Only five years since the current system for funding Home/EU undergraduates at universities in England was introduced, its future is already in serious doubt. Policy proposals, first from Jeremy Corbyn during this year’s General Election campaign and then from Theresa May at the Conservative Party Conference earlier this month, have once again put university fees and student funding at the centre of a national political debate.
It remains to be seen whether this will be as hotly contested as the passage of the 2004 Act introducing £3,000 fees, which survived its key vote in the House of Commons with a majority of just five even though Tony Blair’s Government had a majority of 161, or as emotionally charged as the vote in December 2010 to raise the cap to £9,000, which generated violent protests on the streets of London and more than 150 arrests.
With the expectation that next month’s Budget will include announcements on university fees and funding, the Commons Treasury Select Committee has entered the debate, and is holding an inquiry into Student Loans, to which I gave evidence earlier this month (jointly with Andrew McGettigan). The terms of reference for this inquiry include an examination of ‘a so-called graduate tax’. By describing it this way, the Committee highlights the fact that no-one knows quite what a graduate tax would look like. That is not surprising, given that no national higher education system of any size is funded this way.
The model described in a paper published last month by Andy Green and Geoff Mason at UCL Institute of Education – for a graduate tax, covering living costs as well as tuition, to be levied against all graduates – sits at one extreme of the possible designs.
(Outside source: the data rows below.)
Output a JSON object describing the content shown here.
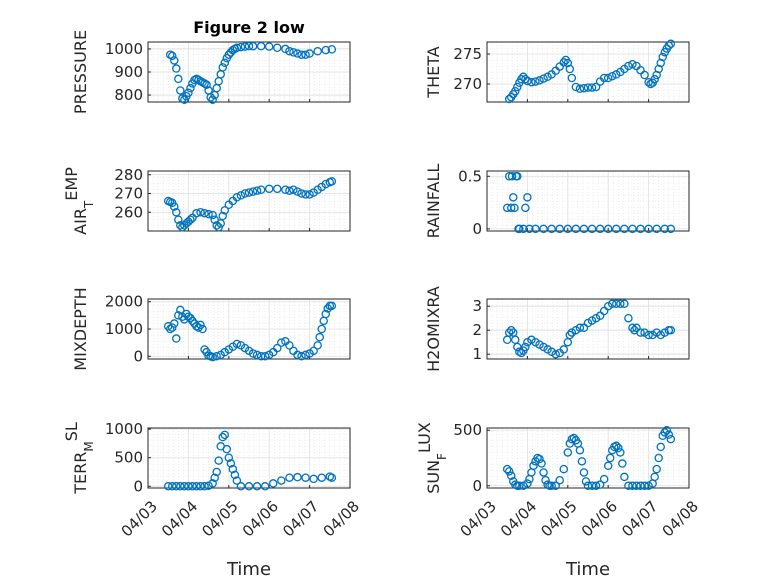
{
  "chart_data": [
    {
      "type": "scatter",
      "title": "Figure 2 low",
      "xlabel": "",
      "ylabel": "PRESSURE",
      "ylabel_sub": "",
      "ylabel_suffix": "",
      "ylim": [
        770,
        1030
      ],
      "yticks": [
        800,
        900,
        1000
      ],
      "ytick_labels": [
        "800",
        "900",
        "1000"
      ],
      "xlim_days": [
        0,
        5
      ],
      "xticks": [],
      "grid": "on (major + minor dotted)",
      "x": [
        0.55,
        0.6,
        0.65,
        0.7,
        0.75,
        0.8,
        0.85,
        0.9,
        0.95,
        1.0,
        1.05,
        1.1,
        1.15,
        1.2,
        1.25,
        1.3,
        1.35,
        1.4,
        1.45,
        1.5,
        1.55,
        1.6,
        1.65,
        1.7,
        1.75,
        1.8,
        1.85,
        1.9,
        1.95,
        2.0,
        2.05,
        2.1,
        2.15,
        2.2,
        2.3,
        2.4,
        2.5,
        2.6,
        2.8,
        3.0,
        3.2,
        3.4,
        3.5,
        3.6,
        3.7,
        3.8,
        3.9,
        4.0,
        4.2,
        4.4,
        4.55
      ],
      "y": [
        975,
        970,
        950,
        915,
        870,
        820,
        785,
        780,
        795,
        810,
        830,
        850,
        865,
        870,
        866,
        860,
        855,
        850,
        845,
        820,
        790,
        780,
        800,
        830,
        860,
        890,
        920,
        940,
        960,
        975,
        985,
        995,
        1000,
        1005,
        1008,
        1010,
        1012,
        1012,
        1012,
        1010,
        1005,
        1000,
        990,
        985,
        980,
        975,
        975,
        980,
        990,
        995,
        998
      ]
    },
    {
      "type": "scatter",
      "title": "",
      "xlabel": "",
      "ylabel": "THETA",
      "ylabel_sub": "",
      "ylabel_suffix": "",
      "ylim": [
        267,
        277
      ],
      "yticks": [
        270,
        275
      ],
      "ytick_labels": [
        "270",
        "275"
      ],
      "xlim_days": [
        0,
        5
      ],
      "xticks": [],
      "grid": "on (major + minor dotted)",
      "x": [
        0.55,
        0.6,
        0.65,
        0.7,
        0.75,
        0.8,
        0.85,
        0.9,
        0.95,
        1.0,
        1.1,
        1.2,
        1.3,
        1.4,
        1.5,
        1.6,
        1.7,
        1.8,
        1.9,
        1.95,
        2.0,
        2.05,
        2.1,
        2.2,
        2.3,
        2.4,
        2.5,
        2.6,
        2.7,
        2.8,
        2.9,
        3.0,
        3.1,
        3.2,
        3.3,
        3.4,
        3.5,
        3.6,
        3.7,
        3.8,
        3.9,
        4.0,
        4.05,
        4.1,
        4.15,
        4.2,
        4.25,
        4.3,
        4.35,
        4.4,
        4.45,
        4.5,
        4.55
      ],
      "y": [
        267.5,
        267.8,
        268.3,
        268.8,
        269.5,
        270.2,
        270.8,
        271.2,
        270.8,
        270.5,
        270.3,
        270.4,
        270.6,
        270.9,
        271.2,
        271.6,
        272.2,
        272.9,
        273.6,
        274.0,
        273.5,
        272.5,
        271.0,
        269.5,
        269.2,
        269.3,
        269.4,
        269.4,
        269.5,
        270.4,
        271.0,
        271.0,
        271.3,
        271.6,
        272.0,
        272.5,
        273.0,
        273.3,
        273.0,
        272.3,
        271.5,
        270.3,
        270.0,
        270.2,
        270.8,
        271.5,
        272.5,
        273.5,
        274.5,
        275.3,
        275.9,
        276.4,
        276.7
      ]
    },
    {
      "type": "scatter",
      "title": "",
      "xlabel": "",
      "ylabel": "AIR",
      "ylabel_sub": "T",
      "ylabel_suffix": "EMP",
      "ylim": [
        250,
        282
      ],
      "yticks": [
        260,
        270,
        280
      ],
      "ytick_labels": [
        "260",
        "270",
        "280"
      ],
      "xlim_days": [
        0,
        5
      ],
      "xticks": [],
      "grid": "on (major + minor dotted)",
      "x": [
        0.5,
        0.55,
        0.6,
        0.65,
        0.7,
        0.75,
        0.8,
        0.85,
        0.9,
        0.95,
        1.0,
        1.05,
        1.1,
        1.2,
        1.3,
        1.4,
        1.5,
        1.6,
        1.65,
        1.7,
        1.75,
        1.8,
        1.85,
        1.9,
        2.0,
        2.1,
        2.2,
        2.3,
        2.4,
        2.5,
        2.6,
        2.7,
        2.8,
        3.0,
        3.2,
        3.4,
        3.5,
        3.6,
        3.7,
        3.8,
        3.9,
        4.0,
        4.1,
        4.2,
        4.3,
        4.4,
        4.5,
        4.55
      ],
      "y": [
        266,
        265.5,
        265,
        263,
        260,
        256,
        253,
        252,
        253,
        254,
        255,
        256,
        257,
        259.5,
        260,
        259.5,
        259,
        258.5,
        256,
        253,
        252,
        254,
        258,
        261,
        264,
        266,
        268,
        269,
        270,
        270.5,
        271,
        271.5,
        272,
        272.5,
        272.5,
        272,
        271.5,
        272,
        271,
        270,
        269.5,
        269.5,
        270.5,
        272,
        273.5,
        275,
        276,
        276.5
      ]
    },
    {
      "type": "scatter",
      "title": "",
      "xlabel": "",
      "ylabel": "RAINFALL",
      "ylabel_sub": "",
      "ylabel_suffix": "",
      "ylim": [
        -0.02,
        0.55
      ],
      "yticks": [
        0,
        0.5
      ],
      "ytick_labels": [
        "0",
        "0.5"
      ],
      "xlim_days": [
        0,
        5
      ],
      "xticks": [],
      "grid": "on (major + minor dotted)",
      "x": [
        0.5,
        0.55,
        0.6,
        0.62,
        0.65,
        0.68,
        0.72,
        0.75,
        0.78,
        0.95,
        1.0,
        1.05,
        0.8,
        0.9,
        1.2,
        1.4,
        1.6,
        1.8,
        2.0,
        2.2,
        2.4,
        2.6,
        2.8,
        3.0,
        3.2,
        3.4,
        3.6,
        3.8,
        4.0,
        4.2,
        4.4,
        4.55
      ],
      "y": [
        0.2,
        0.5,
        0.2,
        0.5,
        0.3,
        0.2,
        0.5,
        0.5,
        0,
        0.2,
        0.3,
        0,
        0,
        0,
        0,
        0,
        0,
        0,
        0,
        0,
        0,
        0,
        0,
        0,
        0,
        0,
        0,
        0,
        0,
        0,
        0,
        0
      ]
    },
    {
      "type": "scatter",
      "title": "",
      "xlabel": "",
      "ylabel": "MIXDEPTH",
      "ylabel_sub": "",
      "ylabel_suffix": "",
      "ylim": [
        -100,
        2100
      ],
      "yticks": [
        0,
        1000,
        2000
      ],
      "ytick_labels": [
        "0",
        "1000",
        "2000"
      ],
      "xlim_days": [
        0,
        5
      ],
      "xticks": [],
      "grid": "on (major + minor dotted)",
      "x": [
        0.5,
        0.55,
        0.6,
        0.65,
        0.7,
        0.75,
        0.8,
        0.85,
        0.9,
        0.95,
        1.0,
        1.05,
        1.1,
        1.15,
        1.2,
        1.25,
        1.3,
        1.35,
        1.4,
        1.45,
        1.5,
        1.55,
        1.6,
        1.7,
        1.8,
        1.9,
        2.0,
        2.1,
        2.2,
        2.3,
        2.4,
        2.5,
        2.6,
        2.7,
        2.8,
        2.9,
        3.0,
        3.1,
        3.2,
        3.3,
        3.4,
        3.5,
        3.6,
        3.7,
        3.8,
        3.9,
        4.0,
        4.1,
        4.2,
        4.25,
        4.3,
        4.35,
        4.4,
        4.45,
        4.5,
        4.55
      ],
      "y": [
        1100,
        1000,
        1050,
        1200,
        650,
        1500,
        1700,
        1450,
        1350,
        1550,
        1450,
        1400,
        1300,
        1200,
        1100,
        1050,
        1150,
        1000,
        250,
        150,
        20,
        0,
        -30,
        0,
        50,
        150,
        250,
        350,
        450,
        400,
        300,
        200,
        100,
        50,
        0,
        0,
        50,
        150,
        300,
        500,
        550,
        400,
        200,
        50,
        0,
        50,
        100,
        200,
        400,
        700,
        1000,
        1300,
        1550,
        1750,
        1850,
        1850
      ]
    },
    {
      "type": "scatter",
      "title": "",
      "xlabel": "",
      "ylabel": "H2OMIXRA",
      "ylabel_sub": "",
      "ylabel_suffix": "",
      "ylim": [
        0.8,
        3.3
      ],
      "yticks": [
        1,
        2,
        3
      ],
      "ytick_labels": [
        "1",
        "2",
        "3"
      ],
      "xlim_days": [
        0,
        5
      ],
      "xticks": [],
      "grid": "on (major + minor dotted)",
      "x": [
        0.5,
        0.55,
        0.6,
        0.65,
        0.7,
        0.75,
        0.8,
        0.85,
        0.9,
        0.95,
        1.0,
        1.1,
        1.2,
        1.3,
        1.4,
        1.5,
        1.6,
        1.7,
        1.8,
        1.9,
        2.0,
        2.05,
        2.1,
        2.2,
        2.3,
        2.4,
        2.5,
        2.6,
        2.7,
        2.8,
        2.9,
        3.0,
        3.1,
        3.2,
        3.3,
        3.4,
        3.5,
        3.6,
        3.65,
        3.7,
        3.8,
        3.9,
        4.0,
        4.1,
        4.2,
        4.3,
        4.4,
        4.5,
        4.55
      ],
      "y": [
        1.6,
        1.9,
        2.0,
        1.9,
        1.6,
        1.3,
        1.1,
        1.05,
        1.15,
        1.3,
        1.5,
        1.6,
        1.5,
        1.4,
        1.3,
        1.2,
        1.1,
        1.0,
        1.05,
        1.2,
        1.5,
        1.8,
        1.9,
        2.0,
        2.1,
        2.1,
        2.3,
        2.4,
        2.5,
        2.6,
        2.8,
        3.0,
        3.1,
        3.1,
        3.1,
        3.1,
        2.5,
        2.1,
        2.0,
        2.1,
        1.9,
        1.9,
        1.8,
        1.8,
        1.9,
        1.8,
        1.9,
        2.0,
        2.0
      ]
    },
    {
      "type": "scatter",
      "title": "",
      "xlabel": "Time",
      "ylabel": "TERR",
      "ylabel_sub": "M",
      "ylabel_suffix": "SL",
      "ylim": [
        -30,
        1020
      ],
      "yticks": [
        0,
        500,
        1000
      ],
      "ytick_labels": [
        "0",
        "500",
        "1000"
      ],
      "xlim_days": [
        0,
        5
      ],
      "xticks": [
        0,
        1,
        2,
        3,
        4,
        5
      ],
      "xtick_labels": [
        "04/03",
        "04/04",
        "04/05",
        "04/06",
        "04/07",
        "04/08"
      ],
      "grid": "on (major + minor dotted)",
      "x": [
        0.5,
        0.6,
        0.7,
        0.8,
        0.9,
        1.0,
        1.1,
        1.2,
        1.3,
        1.4,
        1.5,
        1.6,
        1.65,
        1.7,
        1.75,
        1.8,
        1.85,
        1.9,
        1.95,
        2.0,
        2.05,
        2.1,
        2.15,
        2.2,
        2.3,
        2.5,
        2.7,
        2.9,
        3.1,
        3.3,
        3.5,
        3.7,
        3.9,
        4.1,
        4.3,
        4.5,
        4.55
      ],
      "y": [
        0,
        0,
        0,
        0,
        0,
        0,
        0,
        0,
        0,
        0,
        10,
        50,
        150,
        250,
        450,
        700,
        860,
        900,
        650,
        500,
        400,
        300,
        200,
        100,
        0,
        0,
        0,
        0,
        50,
        100,
        150,
        160,
        150,
        130,
        150,
        170,
        150
      ]
    },
    {
      "type": "scatter",
      "title": "",
      "xlabel": "Time",
      "ylabel": "SUN",
      "ylabel_sub": "F",
      "ylabel_suffix": "LUX",
      "ylim": [
        -20,
        520
      ],
      "yticks": [
        0,
        500
      ],
      "ytick_labels": [
        "0",
        "500"
      ],
      "xlim_days": [
        0,
        5
      ],
      "xticks": [
        0,
        1,
        2,
        3,
        4,
        5
      ],
      "xtick_labels": [
        "04/03",
        "04/04",
        "04/05",
        "04/06",
        "04/07",
        "04/08"
      ],
      "grid": "on (major + minor dotted)",
      "x": [
        0.5,
        0.55,
        0.6,
        0.65,
        0.7,
        0.75,
        0.8,
        0.9,
        1.0,
        1.05,
        1.1,
        1.15,
        1.2,
        1.25,
        1.3,
        1.35,
        1.4,
        1.45,
        1.5,
        1.55,
        1.6,
        1.7,
        1.8,
        1.9,
        2.0,
        2.05,
        2.1,
        2.15,
        2.2,
        2.25,
        2.3,
        2.35,
        2.4,
        2.45,
        2.5,
        2.6,
        2.7,
        2.8,
        2.9,
        3.0,
        3.05,
        3.1,
        3.15,
        3.2,
        3.25,
        3.3,
        3.35,
        3.4,
        3.5,
        3.6,
        3.7,
        3.8,
        3.9,
        4.0,
        4.1,
        4.15,
        4.2,
        4.25,
        4.3,
        4.35,
        4.4,
        4.45,
        4.5,
        4.55
      ],
      "y": [
        150,
        130,
        90,
        40,
        10,
        0,
        0,
        0,
        20,
        60,
        120,
        180,
        220,
        250,
        240,
        200,
        120,
        50,
        10,
        0,
        0,
        0,
        50,
        150,
        300,
        380,
        420,
        430,
        410,
        380,
        320,
        220,
        120,
        40,
        0,
        0,
        0,
        10,
        60,
        180,
        250,
        320,
        350,
        360,
        340,
        300,
        200,
        80,
        0,
        0,
        0,
        0,
        0,
        0,
        20,
        80,
        150,
        250,
        350,
        450,
        480,
        500,
        460,
        420
      ]
    }
  ]
}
Financial modelling in the paper suggests that, with significantly lower levels of graduate tax than the loan repayments that graduates under the post-2012 funding model currently make, revenues would not only ‘make a substantial and immediate contribution to the costs of first degree tuition and maintenance’, but also quickly start to offset accumulated graduate debts. On the basis of reasonable assumptions about a graduate salary premium, such a system would also be progressive – with higher earners making a larger contribution to the funding of higher education.
The paper does not though explain how financial support for maintenance would be controlled (presumably it would only cover reasonable living costs, however those are defined) or distributed. It also recognises that such a scheme would be very difficult to sell to graduates (or as politicians might say, voters) who went to university before 2012, let alone those who studied before student loans of any type were introduced.
But even with a less comprehensive graduate tax, for example covering only tuition costs, there are clear problems:
- by doing away with the fee, politicians would be doing away with the ‘voucher’ that operates within the ‘market’ they have created for undergraduate degrees; this was the mechanism that gave them the confidence to remove the controls on undergraduate places in England and allowed universities to adjust the size and shape of their portfolio to reflect the demand from suitably-qualified applicants. Without it, we can expect to return to a system of capped student numbers – a disadvantage to applicants and to universities.
- if the tax revenue is not expected to cover living costs, the government will still need to ensure that affordable maintenance loans were available, creating an extra operational burden. There may also be presentational problems, with graduates feeling as if they are ‘paying twice’ for their university education.
- with no fees, there would be no basis on which to continue Access Agreements and with them some £750m that is committed each year to widening participation in higher education
- for graduates, the liability to an open-ended higher rate of tax could seem punitive, and there would be no incentive for students to make choices about tuition or living costs based on perceptions of value for money
- unlike fee loans, the public money spent on funding tuition would appear on the national accounts as expenditure, contributing to the deficit the Treasury would be reporting
But perhaps most worryingly for universities and students, as the Dearing Review pointed out in 1997, there is no guarantee that funds raised by a graduate tax would actually make their way to fund university teaching. As it says, there would be:
“… no safeguard that higher education would receive any benefits from the contributions, since to provide such safeguards would cut across the general principle that tax revenue is not earmarked for particular services.”
This is bad news for universities, who would once again be reliant on funding for undergraduate teaching that was at least similar to the old HEFCE ‘T’ grant model, with no certainty about the unit of resource from year to year to deliver their courses. But it is also bad news for the students, as they would have no guarantee, regardless of the amount of graduate tax they might pay in later years, that their universities would have the funding available to provide education to the standard that they would wish.
So, you do not have to look too deeply into the details to see that there would be no winners if we replaced income-contingent student loans with a graduate tax. However, if we were to start talking seriously about generating a contribution to the costs of higher education from employers – who are major beneficiaries of the nation’s highly skilled and qualified graduate workforce – through a payroll tax, along the lines of the Apprenticeship Levy, that would be a different matter.